A new article analyses the use of artificial intelligence to assist tree assessment.

Although the industry has raised the standards of tree risk assessment considerably in recent years, the quality of judgements is still very variable and influenced by a wide range of factors. Due to the complexity and diversity of trees and sites, collecting and verifying relevant personal experiences takes tree assessors many years. In many countries, new tree assessors learn from a small number of experienced peers.

Artificial intelligence (AI) can be used to collect and condense scattered knowledge and deploy it in a support tool for basic tree assessment. In this project, the application of a commercial AI decision-making system software to tree assessment is tested. The software is based on a new dynamic nonclassical logic, which combines diverse knowledge sources to an emergent system to support visual tree assessments. A set of rules describes existing knowledge about the mostly unsharp parameters affecting the likelihood of failure and damage. The software evaluates the data collected during a basic tree assessment and provides an estimate of the level of risk posed by the tree. The result and the reasons for it are presented in plain language. Users can then examine this estimate and feed their own assessment back into the system to train it further, so that this “white” AI system is self-learning based on experience acquired in practical use.

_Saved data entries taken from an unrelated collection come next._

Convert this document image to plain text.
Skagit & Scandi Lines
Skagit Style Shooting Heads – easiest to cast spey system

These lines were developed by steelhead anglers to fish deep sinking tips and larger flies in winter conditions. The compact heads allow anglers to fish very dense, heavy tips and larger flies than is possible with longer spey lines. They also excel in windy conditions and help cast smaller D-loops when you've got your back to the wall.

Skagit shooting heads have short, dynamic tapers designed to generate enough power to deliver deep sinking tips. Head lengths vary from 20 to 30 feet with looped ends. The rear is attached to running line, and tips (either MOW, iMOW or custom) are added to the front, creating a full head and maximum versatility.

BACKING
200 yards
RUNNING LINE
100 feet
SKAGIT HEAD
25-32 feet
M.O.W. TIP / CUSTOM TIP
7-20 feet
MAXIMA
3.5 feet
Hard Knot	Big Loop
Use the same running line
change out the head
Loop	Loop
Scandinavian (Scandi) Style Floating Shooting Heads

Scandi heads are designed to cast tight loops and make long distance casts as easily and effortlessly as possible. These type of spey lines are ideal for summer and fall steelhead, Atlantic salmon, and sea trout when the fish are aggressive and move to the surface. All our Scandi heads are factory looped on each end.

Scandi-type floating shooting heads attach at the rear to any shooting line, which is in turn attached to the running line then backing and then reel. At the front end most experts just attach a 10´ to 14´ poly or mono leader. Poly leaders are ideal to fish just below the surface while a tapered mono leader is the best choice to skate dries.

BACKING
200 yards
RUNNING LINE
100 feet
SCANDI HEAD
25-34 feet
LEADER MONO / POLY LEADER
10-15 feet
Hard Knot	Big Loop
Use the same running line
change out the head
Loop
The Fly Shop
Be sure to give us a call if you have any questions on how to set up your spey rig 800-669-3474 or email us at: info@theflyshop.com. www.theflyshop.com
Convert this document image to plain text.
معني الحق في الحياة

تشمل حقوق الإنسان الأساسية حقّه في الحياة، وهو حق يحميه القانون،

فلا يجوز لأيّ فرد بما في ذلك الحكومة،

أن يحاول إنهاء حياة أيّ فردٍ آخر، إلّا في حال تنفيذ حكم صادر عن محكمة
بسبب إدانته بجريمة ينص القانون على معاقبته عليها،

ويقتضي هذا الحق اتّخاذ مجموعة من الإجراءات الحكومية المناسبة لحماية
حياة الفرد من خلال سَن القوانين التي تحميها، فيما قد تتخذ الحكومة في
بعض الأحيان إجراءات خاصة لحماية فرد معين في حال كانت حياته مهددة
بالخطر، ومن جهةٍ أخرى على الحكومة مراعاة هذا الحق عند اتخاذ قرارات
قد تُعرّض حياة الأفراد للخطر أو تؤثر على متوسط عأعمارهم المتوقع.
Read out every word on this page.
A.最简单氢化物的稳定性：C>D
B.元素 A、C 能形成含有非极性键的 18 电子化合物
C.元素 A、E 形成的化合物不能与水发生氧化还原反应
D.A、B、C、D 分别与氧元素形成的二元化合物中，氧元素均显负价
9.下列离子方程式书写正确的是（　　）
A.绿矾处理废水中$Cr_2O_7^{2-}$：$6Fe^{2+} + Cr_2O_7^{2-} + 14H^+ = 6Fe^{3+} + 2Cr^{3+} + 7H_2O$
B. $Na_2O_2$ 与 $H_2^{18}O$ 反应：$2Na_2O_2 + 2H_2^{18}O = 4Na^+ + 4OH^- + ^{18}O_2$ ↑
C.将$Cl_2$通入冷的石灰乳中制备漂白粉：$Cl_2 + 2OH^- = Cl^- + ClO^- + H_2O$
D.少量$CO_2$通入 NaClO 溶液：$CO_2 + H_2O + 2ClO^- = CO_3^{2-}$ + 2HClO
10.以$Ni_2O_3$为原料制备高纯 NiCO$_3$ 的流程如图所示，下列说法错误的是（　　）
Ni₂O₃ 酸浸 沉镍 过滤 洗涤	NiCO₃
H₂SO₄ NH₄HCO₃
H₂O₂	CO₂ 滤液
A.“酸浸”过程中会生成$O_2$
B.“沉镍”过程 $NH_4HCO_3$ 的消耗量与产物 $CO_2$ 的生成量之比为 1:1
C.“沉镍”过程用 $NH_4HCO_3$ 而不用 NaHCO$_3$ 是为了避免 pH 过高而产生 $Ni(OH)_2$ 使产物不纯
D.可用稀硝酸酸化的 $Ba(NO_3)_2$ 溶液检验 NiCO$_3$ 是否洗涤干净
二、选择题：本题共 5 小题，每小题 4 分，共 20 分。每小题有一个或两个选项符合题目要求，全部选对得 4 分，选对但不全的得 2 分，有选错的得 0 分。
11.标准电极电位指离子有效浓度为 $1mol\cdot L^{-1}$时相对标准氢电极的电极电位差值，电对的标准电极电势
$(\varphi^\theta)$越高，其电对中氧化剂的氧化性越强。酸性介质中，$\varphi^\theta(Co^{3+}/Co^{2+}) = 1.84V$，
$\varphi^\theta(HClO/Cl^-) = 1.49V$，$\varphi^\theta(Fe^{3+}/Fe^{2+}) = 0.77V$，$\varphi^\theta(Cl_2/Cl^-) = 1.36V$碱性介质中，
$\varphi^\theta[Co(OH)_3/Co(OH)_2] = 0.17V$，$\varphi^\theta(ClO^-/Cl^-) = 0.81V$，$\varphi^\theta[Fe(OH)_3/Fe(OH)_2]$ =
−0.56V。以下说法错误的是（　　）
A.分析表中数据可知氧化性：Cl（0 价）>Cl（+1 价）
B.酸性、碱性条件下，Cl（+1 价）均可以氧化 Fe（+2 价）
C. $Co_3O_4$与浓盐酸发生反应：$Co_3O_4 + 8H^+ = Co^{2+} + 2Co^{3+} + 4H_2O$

The use of AI in tree risk assessment not only supports the user but can also be used to disseminate knowledge and promote the standardization of decision-making in tree assessment.

Important directions for further research and knowledge gaps related to the training of AI systems in the absence of industry-wide, agreed-upon criteria for risk identified in this project are: how to collect sufficient quality-assured data sets to define the initial set of rules; and how to assess the level of expertise of users training the system further.